Basel, 16 January 2007

 

 

MEDIA RELEASE, BRUNO MANSER FONDS, BASEL  / SWITZERLAND

 

 

EU delegation to visit Penan blockade area without meeting the Penan

 

 

Community spokesman: "Our people are expecting the delegation to meet us"

 

An official EU delegation enquiring about the legality and sustainability of timber production in Malaysia is set to travel to the Penan areas in Sarawak later on this week. However, it has been learned that the EU delegates are not going to meet the Penan communities despite an invitation by the headmen and an open letter to the delegation by a number of European and Malaysian NGOs.

 

The EU delegation's travel is part of the negotiations between the EU and Malaysia to reach a "Voluntary Partnership Agreement (VPA)" to control illegal logging and work towards sustainable forest management in Malaysia. While the Malaysian government hopes that its national timber certification scheme, the MTCC, will be accepted as a guarantee of legality, Malaysian and European NGOs point to the fact that MTCC fails to address the crucial issue of indigenous landrights. 

 

A clear example of violating indigenous peoples' rights is the certification by the MTCC of a logging concession operated by the Malaysian Samling group in one of the last remaining primary rainforest areas of Sarawak. Samling's operations have been granted the MTCC label without the informed consent of the affected Penan communities. Despite immediate and ongoing protests by the Penan, who have been living in the area for centuries and claim Native Customary Rights in a pending court case, the certificate has not been withdrawn. A logging road blockade set up by the Penan prevents Samling's operations in large parts of the certified concession.

 

As part of a current EU delegation visit to Sarawak, the Malaysian government is organizing a trip for the delegates to the Upper Baram River area. A lthough the delegation will meet local villagers at a settlement located 15 kilometers from the certified concession, they have indicated not to be able to visit the Penan communities who are living inside the certified area.
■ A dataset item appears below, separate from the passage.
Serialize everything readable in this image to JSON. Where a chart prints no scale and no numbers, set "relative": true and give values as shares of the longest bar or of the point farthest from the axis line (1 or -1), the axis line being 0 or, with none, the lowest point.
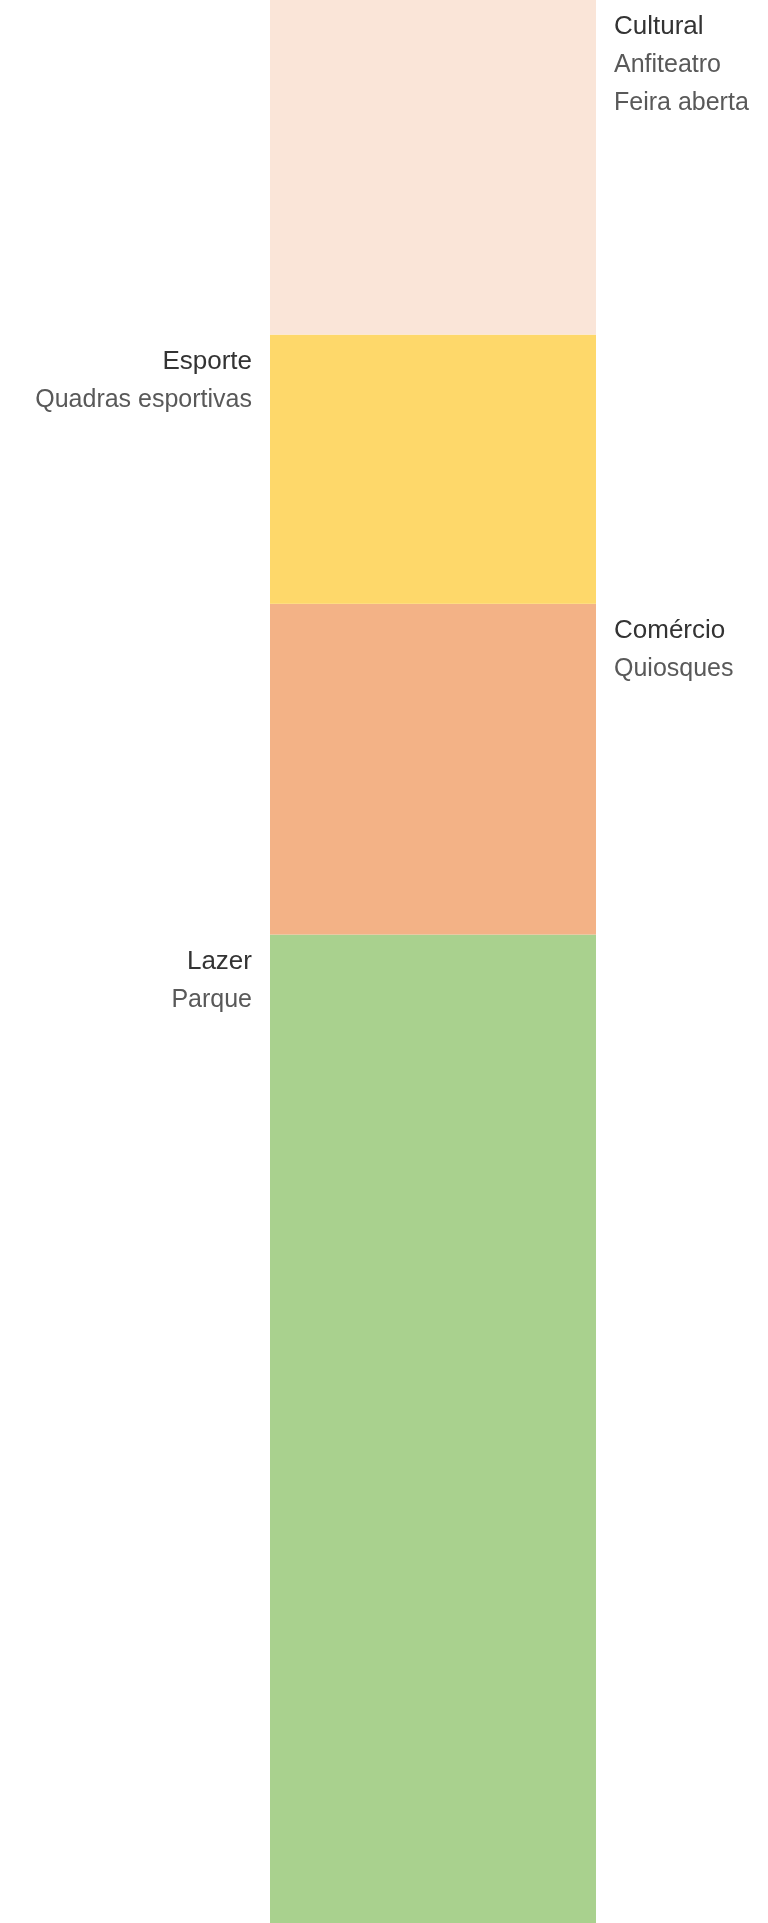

The trip is organized by the Miri Resident, a Sarawak government official who is known to be one of the driving forces behind recent attempts to dismantle the Penan blockade at Long Benali. 

 

When the EU delegation expressed its wish to meet the Penan, who had called for a separate meeting at Long Lamam on the Sela'an River, the Malaysian officials claimed they were unable to organize the logistics. The facts speak differently: Long Lamam is closer to Miri, the delegation's starting point, than the village where the delegates are led to and can easily be reached from the main logging road by foot or by longboat in less than 30 minutes.

 

"Our boats will still be ready to pick up the delegates at the bridge across the Sela'an river", a Penan spokesman said to BMF on behalf of the Long Lamam headman Balang Toi. "We also have sufficient food provisions and the community has prepared traditional wood carvings and gifts made of forest produce to welcome the EU delegates." It has been learned that the headmen and villagers of more than 15 Penan communities are already on the way to Long Lamam where they will hope for the EU delegates to arrive. "It would be regrettable if we had to stay on our own. At least part of the delegation should accept our invitation."

 

The 12-person EU delegation will by led by Ms. Soledad Blanco, director of the International Affairs Unit of the European Commmission's Environment Directorate-General and Mr. Thierry Rommel, the European Commission's ambassador to Malaysia.